A cena do vídeo pornô é mais parte do tom de humor que o roteiro fornece, nem me incomodei tanto com aquilo...rs

Gosto também da cena que Bening canta Joni Mitchell, ainda mais por ser uma música que aprecio de um grande disco! rs

abraço!

Flavio Jn disse...

Eu achei este elenco melhor do que o de A Rede Social, que teoricamente é o favorito ao SAG. E creio piamente que Annette Bening facilmente bate Natalie Portman no Oscar - posso estar enganado - até gostaria - mas acho que será Bening a mais votada.

renatocinema disse...

obrigado pelo carinho.

o pior já foi. estar em casa, e não no hospital, é maravilhoso.

abraço

Reinaldo Glioche disse...

É o inferno das expectativas né? É, sem dúvidas um bom filme, mas o hype lhe é traíra. Não é filme para figurar em lista de melhores do ano. Um ótimo elenco, uma boa ideia (executada com pitadas de conservadorismo) e muita boa vontade da crítica estão por trás de um fenômeno (que como vc bem pontua) não se justifica em si mesmo.
Aquele abraço!

Amanda Aouad disse...

Também concordo que ele não tem muito de independente, mas uma fórmula bem conhecida. Agora, eu gosto do filme. Talvez Reinaldo tenha razão e você tenha ido assistir com tanta expectativa que acabou se frustando.

bjs

Clenio disse...

Discordo de sua rejeição ao filme, Elton. Acho que o roteiro consegue ser simpático, despretensioso e ainda assim atingir seu alvo, ou seja, como você mesmo falou, mostrar que gays são pessoas normais.
O romance extra-conjugal de Julianne Moore eu acho que foi necessário para que ficasse claro não sua insatisfação com sua vida sexual, mas sim com sua vida sentimental, às vezes deixada um pouco de lado pelo tédio matrimonial.
Enfim, eu gosto desse filme, sim, mas acho que Annete Bening não ganha o Oscar - de novo!
E torço por ele nos Golden Globes - ele é disparado o melhor da categoria (ao menos aparentemente, já que não vi os demais...)

Abraços
Clênio
www.lennysmind.blogspot.com
www.clenio-umfilmepordia.blogspot.com

Rodrigo Mendes disse...

Éu ja estava pata conferir esta fita e 'A Arvore' hoje com a Charlotte, rs!
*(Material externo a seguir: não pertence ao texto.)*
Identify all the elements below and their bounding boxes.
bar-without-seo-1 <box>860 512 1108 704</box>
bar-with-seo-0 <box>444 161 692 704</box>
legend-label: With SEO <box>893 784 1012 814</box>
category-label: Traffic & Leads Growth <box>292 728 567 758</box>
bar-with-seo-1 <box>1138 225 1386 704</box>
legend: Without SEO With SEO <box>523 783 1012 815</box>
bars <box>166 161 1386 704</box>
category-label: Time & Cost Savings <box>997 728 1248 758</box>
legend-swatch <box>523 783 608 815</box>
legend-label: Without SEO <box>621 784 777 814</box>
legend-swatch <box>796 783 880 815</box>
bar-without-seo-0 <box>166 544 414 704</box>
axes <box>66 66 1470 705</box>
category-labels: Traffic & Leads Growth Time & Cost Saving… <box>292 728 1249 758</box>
Sempre gostei da Annete Bening (já deveria ter ganho o seu Oscar por Beleza Americana) e o elenco me chamou a atenção, claro!

Gostei da introdução de seu texto (perfeito) falando das produções independentes, um canal para verdadeiros artistas sem dinheiro e que hoje até os grandes mestres preferem fazer seu filme quase que barato ( Coppola e o seu maravilhoso TETRO), enfim tirando as questões econômicas, o filme tem que ser bom, obra de arte (Nolan anda fazendo mega produções que cativam).
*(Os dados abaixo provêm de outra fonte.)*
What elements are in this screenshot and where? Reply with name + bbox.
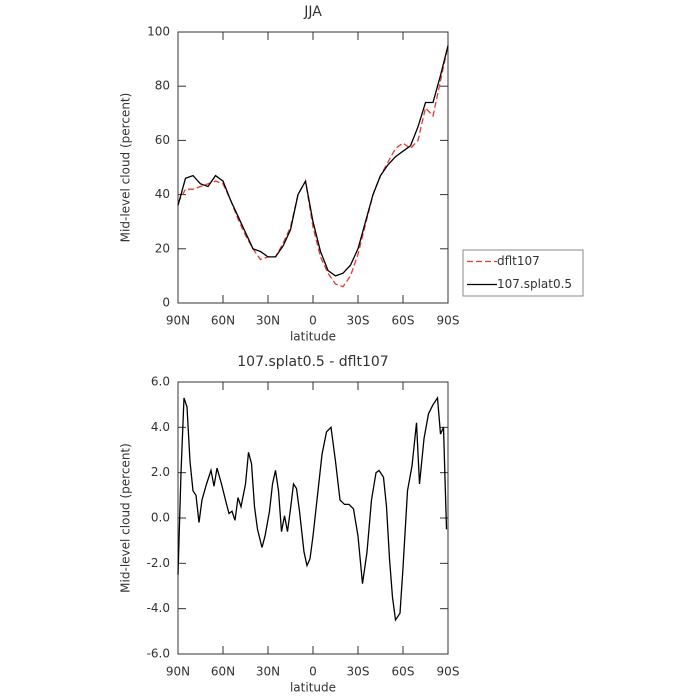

Vc acha as indicações so Globo De Ouro medíocres? Eu acho que Natalie Portman ganha, mais uma vez Annette irá perder para uma atriz mais jovem...parece praga! pena, pq ela é uma excelente atriz e que deveria ser mais premiada, se é que prêmio hoje em dia signifique alguma coisa ( somente a Palma de Ouro mesmo), ainda.

Abs.
Rodrigo

bruno knott disse...

Talvez a intenção da diretora tenha sido essa mesmo que você falou, mostrar que um casal gay é igual a um casal hetero... não acho que o filme precisava ter sido mais forte, mais agressivo em seus argumentos. Concordo que ele não foge muito das fórmulas, mas ele é sim ousado em vários momentos, o que não é muito comum por aí.

Sei que me diverti bastante e até me emocionei durante todo o filme, não só no final.

Pelo menos concordamos inteiramente na questão do elenco. São de fato atores brilhantes, queria muito que Ruffalo fosse indicado ao Oscar, mas duvido que aconteça.

Abraço e belo texto!

Alan Raspante disse...

Fala Elton! Ótimo texto. Bem, estou ficando cada vez menos curioso em relação ao filme. Já sei o que me espera e tudo mais, verei apenas por Moore, atriz que gosto bastante.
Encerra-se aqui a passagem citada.